Set is male, Tiamat is female - like
Hine Nui.
But king Hotu A Matu'a was also rather feeble:
"The
ancestors of the present inhabitants came, it is said,
from two neighbouring islands known as Marae Renga
and Marae Tohio.
Here, on the
death of the chief, Ko Riri-ka-atea, a struggle
for supremacy arose between his two sons, Ko Te
Ira-ka-atea and Hotu-matua, in which Hotu
was defeated. (RM:277)" (Routledge according to Barthel
2)
Osiris went into the
sarcophagus, the coffin traveled on the water and became
a tamarisk, and then the tamarisk became a pillar in a
palace, and from that pillar the coffin emerged again.

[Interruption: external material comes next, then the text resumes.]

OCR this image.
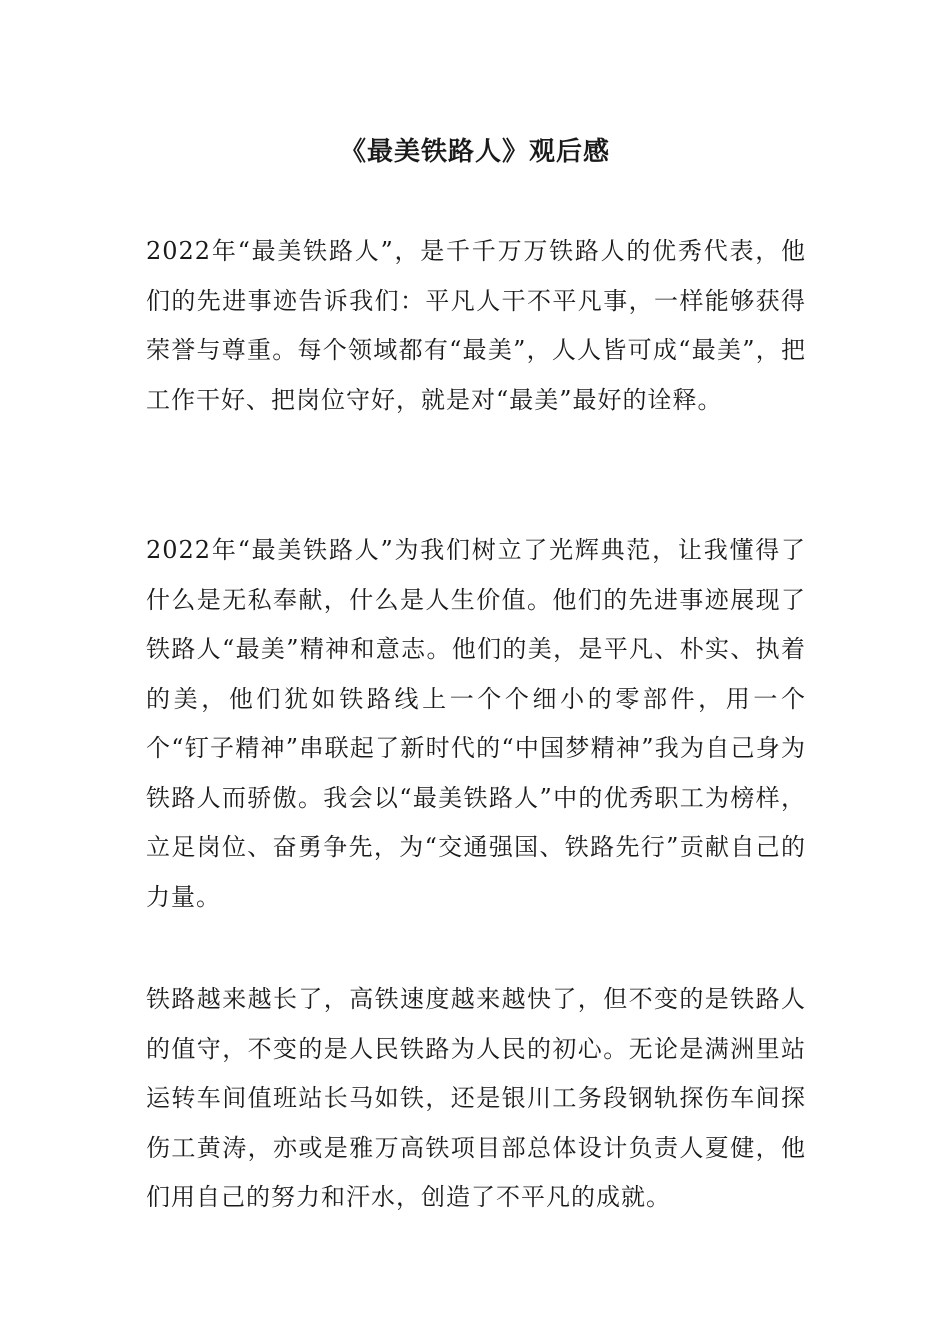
《最美铁路人》观后感

2022年“最美铁路人”，是千千万万铁路人的优秀代表，他们的先进事迹告诉我们：平凡人干不平凡事，一样能够获得荣誉与尊重。每个领域都有“最美”，人人皆可成“最美”，把工作干好、把岗位守好，就是对“最美”最好的诠释。

2022年“最美铁路人”为我们树立了光辉典范，让我懂得了什么是无私奉献，什么是人生价值。他们的先进事迹展现了铁路人“最美”精神和意志。他们的美，是平凡、朴实、执着的美，他们犹如铁路线上一个个细小的零部件，用一个个“钉子精神”串联起了新时代的“中国梦精神”我为自己身为铁路人而骄傲。我会以“最美铁路人”中的优秀职工为榜样，立足岗位、奋勇争先，为“交通强国、铁路先行”贡献自己的力量。

铁路越来越长了，高铁速度越来越快了，但不变的是铁路人的值守，不变的是人民铁路为人民的初心。无论是满洲里站运转车间值班站长马如铁，还是银川工务段钢轨探伤车间探伤工黄涛，亦或是雅万高铁项目部总体设计负责人夏健，他们用自己的努力和汗水，创造了不平凡的成就。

During the return voyage the coffin was opened
and Osiris emerged to life again. This is the
main story, how the sun temporarily dies to emerge in
the east full of life next morning. Certainly we should expect some echo of this grand
old myth in the rongorongo day calendars.
"Tamarix
can spread both vegetatively, by
adventitious roots or submerged stems,
and sexually, by seeds. Each flower can
produce thousands of tiny (1 mm
diameter) seeds that are contained in a
small capsule usually adorned with a
tuft of hair that aids in wind
dispersal. Seeds can also be dispersed
by water. Seedlings require extended
periods of soil saturation for
establishment.
Tamarix species
are fire-adapted, and have long tap
roots that allow them to intercept deep
water tables and exploit natural water
resources. They are able to limit
competition from other plants by taking
up salt from deep ground water,
accumulating it in their foliage, and
from there depositing it in the surface
soil where it builds up concentrations
lethal to many other plants." (Internet
- Wikipedia)
Maybe the little night canoe at bottom
right in Qa5-28
is a reflection of the
'flesh-eating' coffin floating away?
The return voyage seems to
be more stately and like that of a true king (Qa5-37):
In Qa5-30
the little canoe may have changed into a nut (the
dry stage prior to tama, the shoot).
The 'nuku' (GD69) appendix has two
'eyes' and maybe therefore is the reflection in the
middle of the night of the noon fully grown 'man'
(GD15):
The 'peak' of the head is higher in GD15
than in this variant of GD69, and the missing lower part
of the body in GD69 may signify sun is in its dark period
('night').
At dawn the kuhane of Hau Maka
trampled the bamboo staff of night under her feet so it
broke. Feet appear when light is returning.